Monday 1 February 2021

The South Tawton red herring

In the 1120s Henry I married off one of his numerous illegitimate daughters to a lord on or just outside the southern borders of Normandy. This may be seen as part of a strategy aimed at promoting loyalty through kinship ties in future generations. 

That lord was Roscelin, the "vicomte" of Maine, who had castles at Sainte-Suzanne and Beaumont-sur-Sarthe. Sainte-Suzanne perhaps in particular is well worth a visit.

King Henry gave South Tawton in Devon as Constance's dowry. 

The 1129/1130 Pipe Roll thus shows Rotscelino de Belmonte excused two silver marks in Devonshire (Pipe Roll p. 155).

Constance and her husband had a son Vicomte Richard, who named one of his daughters Constance, and she in due course married a baron called Roger de Tosny. South Tawton was given again as her dowry or marriage portion.
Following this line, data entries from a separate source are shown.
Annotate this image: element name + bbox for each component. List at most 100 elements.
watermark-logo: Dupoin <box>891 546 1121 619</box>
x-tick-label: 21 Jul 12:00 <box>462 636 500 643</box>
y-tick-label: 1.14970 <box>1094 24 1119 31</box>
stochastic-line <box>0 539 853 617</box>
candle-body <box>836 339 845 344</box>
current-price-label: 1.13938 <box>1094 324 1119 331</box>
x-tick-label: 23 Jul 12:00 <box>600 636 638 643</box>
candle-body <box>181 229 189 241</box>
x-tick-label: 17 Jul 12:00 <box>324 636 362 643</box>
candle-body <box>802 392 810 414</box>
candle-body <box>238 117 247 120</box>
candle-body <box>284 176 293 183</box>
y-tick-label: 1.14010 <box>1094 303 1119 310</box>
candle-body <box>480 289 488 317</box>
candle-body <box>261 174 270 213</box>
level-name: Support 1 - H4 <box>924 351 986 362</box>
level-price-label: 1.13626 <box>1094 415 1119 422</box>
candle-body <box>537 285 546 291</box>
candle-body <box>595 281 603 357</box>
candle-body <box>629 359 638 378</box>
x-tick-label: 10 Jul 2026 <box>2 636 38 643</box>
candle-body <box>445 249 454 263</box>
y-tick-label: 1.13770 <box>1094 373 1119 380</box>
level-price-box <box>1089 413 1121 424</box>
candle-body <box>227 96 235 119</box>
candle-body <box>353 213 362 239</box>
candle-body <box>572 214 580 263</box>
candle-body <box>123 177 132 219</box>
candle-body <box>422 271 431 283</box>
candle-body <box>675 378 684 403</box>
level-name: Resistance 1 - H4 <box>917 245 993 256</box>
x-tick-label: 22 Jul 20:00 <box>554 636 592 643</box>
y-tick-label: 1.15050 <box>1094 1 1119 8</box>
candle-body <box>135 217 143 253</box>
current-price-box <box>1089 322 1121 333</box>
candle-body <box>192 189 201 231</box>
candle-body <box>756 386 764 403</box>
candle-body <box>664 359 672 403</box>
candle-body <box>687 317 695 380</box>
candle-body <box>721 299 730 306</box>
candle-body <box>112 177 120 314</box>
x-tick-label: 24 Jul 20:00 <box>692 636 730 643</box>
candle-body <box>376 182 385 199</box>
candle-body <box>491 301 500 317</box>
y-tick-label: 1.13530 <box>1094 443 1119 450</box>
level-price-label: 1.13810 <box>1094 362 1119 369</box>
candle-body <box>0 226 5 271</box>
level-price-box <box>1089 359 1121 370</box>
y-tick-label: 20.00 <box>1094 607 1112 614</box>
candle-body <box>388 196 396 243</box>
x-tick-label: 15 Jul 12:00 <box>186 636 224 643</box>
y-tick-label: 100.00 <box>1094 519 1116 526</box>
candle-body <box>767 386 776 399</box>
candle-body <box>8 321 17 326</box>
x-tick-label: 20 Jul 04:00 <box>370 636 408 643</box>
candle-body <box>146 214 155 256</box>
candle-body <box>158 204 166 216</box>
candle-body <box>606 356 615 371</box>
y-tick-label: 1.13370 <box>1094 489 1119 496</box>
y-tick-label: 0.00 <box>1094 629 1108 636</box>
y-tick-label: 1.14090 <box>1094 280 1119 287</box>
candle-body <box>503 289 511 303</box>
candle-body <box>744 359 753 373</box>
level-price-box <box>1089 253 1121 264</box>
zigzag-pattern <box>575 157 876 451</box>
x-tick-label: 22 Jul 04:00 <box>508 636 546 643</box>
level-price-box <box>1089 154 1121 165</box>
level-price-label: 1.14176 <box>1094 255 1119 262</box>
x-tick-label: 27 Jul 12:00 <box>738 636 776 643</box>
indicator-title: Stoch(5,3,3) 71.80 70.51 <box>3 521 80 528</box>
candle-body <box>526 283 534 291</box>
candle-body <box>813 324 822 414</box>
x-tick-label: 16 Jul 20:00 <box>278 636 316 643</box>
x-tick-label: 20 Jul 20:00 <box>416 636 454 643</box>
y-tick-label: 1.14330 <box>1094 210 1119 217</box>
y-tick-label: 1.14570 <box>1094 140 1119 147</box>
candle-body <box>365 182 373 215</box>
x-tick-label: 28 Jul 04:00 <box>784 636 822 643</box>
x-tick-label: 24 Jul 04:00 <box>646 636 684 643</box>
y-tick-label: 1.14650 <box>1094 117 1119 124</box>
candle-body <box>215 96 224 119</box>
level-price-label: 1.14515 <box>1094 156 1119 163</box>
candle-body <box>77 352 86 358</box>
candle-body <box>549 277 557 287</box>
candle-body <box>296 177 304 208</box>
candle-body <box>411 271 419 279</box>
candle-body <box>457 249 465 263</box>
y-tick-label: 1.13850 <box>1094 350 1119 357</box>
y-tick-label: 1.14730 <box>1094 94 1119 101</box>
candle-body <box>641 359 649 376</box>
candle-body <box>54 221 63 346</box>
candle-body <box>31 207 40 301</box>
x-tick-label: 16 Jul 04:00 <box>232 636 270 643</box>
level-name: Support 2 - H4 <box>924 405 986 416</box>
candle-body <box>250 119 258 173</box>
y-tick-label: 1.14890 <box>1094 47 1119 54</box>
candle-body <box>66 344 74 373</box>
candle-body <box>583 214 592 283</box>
Here is a note of the charter in which king John in 1199 confirms -

to Constance de Toeni daughter of Richard vic de Bellomonte our kinsman, her land of Aelrichescote which is in Devon in the parish of Sustanton namely the land which king Henry the first, the grandfather of king Henry our father gave, with the said vill of Suthauton, to Constance his daughter and grandmother of the said Constance, in free marriage, etc etc., given at Le Mans 22 Sept. [1199] (Rotuli Chartarum, ed. T.D. Hardy (1837), pp.20-21).

Added this 10 May 2021. Book of Fees p.98 also shows the history of South Tawton to 1212. Given by Henry I to Roscelin de Bello Monte in marriage with Constance his [the king's] daughter, and given by Roscelin's son Richard de Bello Monte to Roger de Tony in marriage with his daughter Constance "who now holds this land."

Amended this 13 May 2021. Keats-Rohan, Domesday Descendants, page 741, states that Roger de Tosny's Constance was Roscelin's daughter.  I think grand-daughter is more likely.

Amended this 10 May 2021. There seems to be no clear evidence as to the date Roger de Tosny married his Constance. As his widow she was living as late as 1210-12 (Book of Fees p.98) (Red Book p.484).

The Tosny family continued to hold South Tawton and it is mentioned in the Inq. Post Mortem of Roger de Tony who died in 48 Henry III, about 1264 (Cal. IPM 1 no.588).

See:- Ethel Lega-Weekes, Neighbours of North Wyke, Transactions of the Devonshire Association vol. 33 (1901).  This is well-written and thorough. 

But:-

Contemporary with Vicomte Richard (father or perhaps brother (deleted 10/5/21) of the younger Constance) was Thomas de Bellomonte, a significant land-holder in Devon, holding four knights fees of the honor of Okehampton.

Sir William Pole, in Collections Towards a Description of the County of Devon (various editions I think, including one of 1791 long after his death), considered that this Thomas was descended from Roscelin and Constance. But given that there was Robert de Bellomonte in Devon in 1086, a tenant of the same honor and (I think) occupying some of the same lands as Thomas, and given that Roscelin's predecessors of the 1086 generation were Hubert, and his son Ralph, and that the name Thomas is not found in the Vicomtes' family, that is clearly not a credible theory.

The fact that the mother of the first Constance was ?fictitiously? supposed to be a lady of the same family as Robert Earl of Leicester and Waleran Count of Meulan (i.e., a woman called Beaumont) has probably worsened the old muddle.

Information available today (eg online) which connects "the Beaumonts" with South Tawton seems to derive from E.T. Beaumont's unreliable book "The Beaumonts in History," about which I posted an article on this blog in May 2017. That book contains a fantastically wrong section about the Devonshire Beaumonts at pages 57-60, chunks of which seem to have been pasted into various websites.

It is confused and confusing to say that South Tawton was anciently a possession of the Beaumont family. There was at least one Beaumont family in Devon but those "Beaumonts" who were connected with South Tawton for a couple of generations were the "vicomtes" of Maine, who had little or no other dealings or lands in England.

EMB 1 February 2021 / 10 May 2021

PS The Vicomtes de Maine were lords of Sainte-Suzanne and other castles, and patrons of an abbey at Etival-en-Charnie. Their male line continued until the mid c13 when there was an heiress Agnes who married Louis de Brienne, sometimes called Louis of Acre. Their younger son Henry, who must have been born in the 1270s or early 1280s, used the name Beaumont, and as a fairly young man moved to England and made his career working for Edward II.

Henry did very well for himself indeed, in terms of wealth and honours, and died in March 1339/40. His descendants were a new "dynasty" of Beaumonts in England, apparently for practical purposes unrelated to the several Beaumont families who were in England long before.